Background
We aimed to update the prevalence of chronic kidney disease (CKD) in Japan. We also explored whether CKD was properly recognized and managed.
Methods
We used data of annual health checkup in 2017, compiling records of five million persons. This had laboratory results, and was linked to healthcare utilization record via personal identifier. CKD was defined as estimated glomerular filtration rate <60 mL/minute/1.73m2 at the checkup. This prevalence was compared with that in 2005 reported previously. Healthcare utilization, such as laboratory tests, disease coding and medication for comorbid diabetes (DM) and hypertension (HT), was used as an indicator for the recognition and management of CKD.
Results
Of the 761,565 records (median age: 46 years [interquartile range: 50-62 years]), CKD was found in 50,091 persons; the crude and age-adjusted prevalence was 63.1 and 71.8 per 1000 persons, respectively. The CKD prevalence was significantly higher in 2017 than in 2005, with a difference of 14.1 per 1000 persons. Among persons with CKD, >95% sought medical service and 64.6% received laboratory tests within 180 days of checkup.

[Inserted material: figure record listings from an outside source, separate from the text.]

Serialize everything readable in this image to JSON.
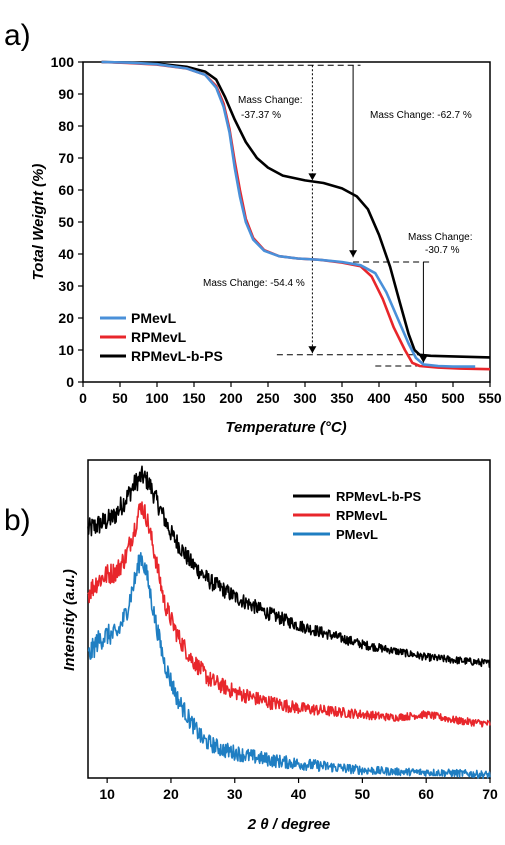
{
  "panel_a_label": "a)",
  "panel_b_label": "b)",
  "chart_data": [
    {
      "type": "line",
      "xlabel": "Temperature (°C)",
      "ylabel": "Total Weight (%)",
      "xlim": [
        0,
        550
      ],
      "ylim": [
        0,
        100
      ],
      "xticks": [
        0,
        50,
        100,
        150,
        200,
        250,
        300,
        350,
        400,
        450,
        500,
        550
      ],
      "yticks": [
        0,
        10,
        20,
        30,
        40,
        50,
        60,
        70,
        80,
        90,
        100
      ],
      "legend_position": "bottom-left",
      "series": [
        {
          "name": "PMevL",
          "color": "#4a90d9",
          "points": [
            [
              25,
              100
            ],
            [
              60,
              99.8
            ],
            [
              100,
              99.3
            ],
            [
              140,
              98
            ],
            [
              165,
              96
            ],
            [
              180,
              92
            ],
            [
              190,
              86
            ],
            [
              198,
              78
            ],
            [
              205,
              67
            ],
            [
              212,
              58
            ],
            [
              220,
              50
            ],
            [
              230,
              44.5
            ],
            [
              245,
              41
            ],
            [
              265,
              39.3
            ],
            [
              290,
              38.6
            ],
            [
              320,
              38.2
            ],
            [
              350,
              37.5
            ],
            [
              375,
              36.5
            ],
            [
              395,
              34
            ],
            [
              410,
              28
            ],
            [
              425,
              20
            ],
            [
              440,
              12
            ],
            [
              450,
              7.5
            ],
            [
              460,
              5.5
            ],
            [
              480,
              5
            ],
            [
              500,
              4.8
            ],
            [
              530,
              4.8
            ]
          ]
        },
        {
          "name": "RPMevL",
          "color": "#e8262b",
          "points": [
            [
              25,
              100
            ],
            [
              60,
              99.7
            ],
            [
              100,
              99.2
            ],
            [
              140,
              98
            ],
            [
              165,
              96
            ],
            [
              180,
              92.5
            ],
            [
              190,
              87
            ],
            [
              198,
              79
            ],
            [
              205,
              69
            ],
            [
              212,
              60
            ],
            [
              220,
              51
            ],
            [
              230,
              45
            ],
            [
              245,
              41.2
            ],
            [
              265,
              39.3
            ],
            [
              290,
              38.6
            ],
            [
              320,
              38.2
            ],
            [
              350,
              37.3
            ],
            [
              375,
              36.2
            ],
            [
              390,
              33
            ],
            [
              405,
              26
            ],
            [
              420,
              17
            ],
            [
              435,
              10
            ],
            [
              445,
              6
            ],
            [
              455,
              5
            ],
            [
              480,
              4.5
            ],
            [
              510,
              4.2
            ],
            [
              550,
              4
            ]
          ]
        },
        {
          "name": "RPMevL-b-PS",
          "color": "#000000",
          "points": [
            [
              25,
              100
            ],
            [
              60,
              99.8
            ],
            [
              100,
              99.5
            ],
            [
              140,
              98.5
            ],
            [
              165,
              97
            ],
            [
              180,
              94.5
            ],
            [
              192,
              89
            ],
            [
              205,
              82
            ],
            [
              220,
              75
            ],
            [
              235,
              70
            ],
            [
              250,
              67
            ],
            [
              270,
              64.5
            ],
            [
              300,
              63
            ],
            [
              325,
              62.2
            ],
            [
              350,
              60.5
            ],
            [
              370,
              58
            ],
            [
              385,
              54
            ],
            [
              400,
              46
            ],
            [
              415,
              36
            ],
            [
              428,
              25
            ],
            [
              440,
              15
            ],
            [
              448,
              10
            ],
            [
              455,
              8.5
            ],
            [
              470,
              8.2
            ],
            [
              500,
              8
            ],
            [
              550,
              7.7
            ]
          ]
        }
      ],
      "annotations": [
        {
          "line1": "Mass Change:",
          "line2": "-37.37 %"
        },
        {
          "line1": "Mass Change: -62.7 %"
        },
        {
          "line1": "Mass Change:",
          "line2": "-30.7 %"
        },
        {
          "line1": "Mass Change: -54.4 %"
        }
      ]
    },
    {
      "type": "line",
      "xlabel": "2 θ / degree",
      "ylabel": "Intensity (a.u.)",
      "xlim": [
        7,
        70
      ],
      "xticks": [
        10,
        20,
        30,
        40,
        50,
        60,
        70
      ],
      "legend_position": "top-right",
      "series": [
        {
          "name": "RPMevL-b-PS",
          "color": "#000000",
          "points": [
            [
              7,
              0.78
            ],
            [
              9,
              0.8
            ],
            [
              11,
              0.82
            ],
            [
              13,
              0.88
            ],
            [
              14.5,
              0.93
            ],
            [
              15.5,
              0.95
            ],
            [
              16.5,
              0.93
            ],
            [
              18,
              0.86
            ],
            [
              20,
              0.77
            ],
            [
              23,
              0.68
            ],
            [
              26,
              0.62
            ],
            [
              30,
              0.57
            ],
            [
              35,
              0.52
            ],
            [
              40,
              0.48
            ],
            [
              45,
              0.45
            ],
            [
              50,
              0.42
            ],
            [
              55,
              0.4
            ],
            [
              60,
              0.38
            ],
            [
              65,
              0.37
            ],
            [
              70,
              0.36
            ]
          ]
        },
        {
          "name": "RPMevL",
          "color": "#e8262b",
          "points": [
            [
              7,
              0.58
            ],
            [
              8.5,
              0.62
            ],
            [
              10,
              0.64
            ],
            [
              11.5,
              0.65
            ],
            [
              13,
              0.7
            ],
            [
              14.5,
              0.8
            ],
            [
              15.3,
              0.86
            ],
            [
              16.2,
              0.82
            ],
            [
              17.5,
              0.7
            ],
            [
              19,
              0.55
            ],
            [
              21,
              0.45
            ],
            [
              23,
              0.38
            ],
            [
              26,
              0.31
            ],
            [
              30,
              0.27
            ],
            [
              35,
              0.24
            ],
            [
              40,
              0.22
            ],
            [
              45,
              0.21
            ],
            [
              50,
              0.2
            ],
            [
              55,
              0.19
            ],
            [
              60,
              0.2
            ],
            [
              65,
              0.18
            ],
            [
              70,
              0.17
            ]
          ]
        },
        {
          "name": "PMevL",
          "color": "#1f7ec2",
          "points": [
            [
              7,
              0.38
            ],
            [
              8.5,
              0.43
            ],
            [
              10,
              0.45
            ],
            [
              11.5,
              0.45
            ],
            [
              13,
              0.52
            ],
            [
              14.3,
              0.62
            ],
            [
              15.3,
              0.7
            ],
            [
              16.2,
              0.64
            ],
            [
              17.5,
              0.5
            ],
            [
              19,
              0.36
            ],
            [
              21,
              0.25
            ],
            [
              23,
              0.18
            ],
            [
              25,
              0.12
            ],
            [
              28,
              0.09
            ],
            [
              32,
              0.07
            ],
            [
              36,
              0.055
            ],
            [
              40,
              0.045
            ],
            [
              45,
              0.035
            ],
            [
              50,
              0.025
            ],
            [
              55,
              0.02
            ],
            [
              60,
              0.018
            ],
            [
              65,
              0.015
            ],
            [
              70,
              0.01
            ]
          ]
        }
      ]
    }
  ]
}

However, the diagnostic code suggestive of CKD was recorded in 23.2%, and prescriptions for DM and HT were found in 31.2% (1590/5096) and 36.7% (8081/22,019) of comorbid persons, respectively.
Conclusions
The prevalence of CKD in Japan may have increased over the past decade. However, the recognition of CKD was likely suboptimal, and there is room to improve the management of comorbid DM and HT.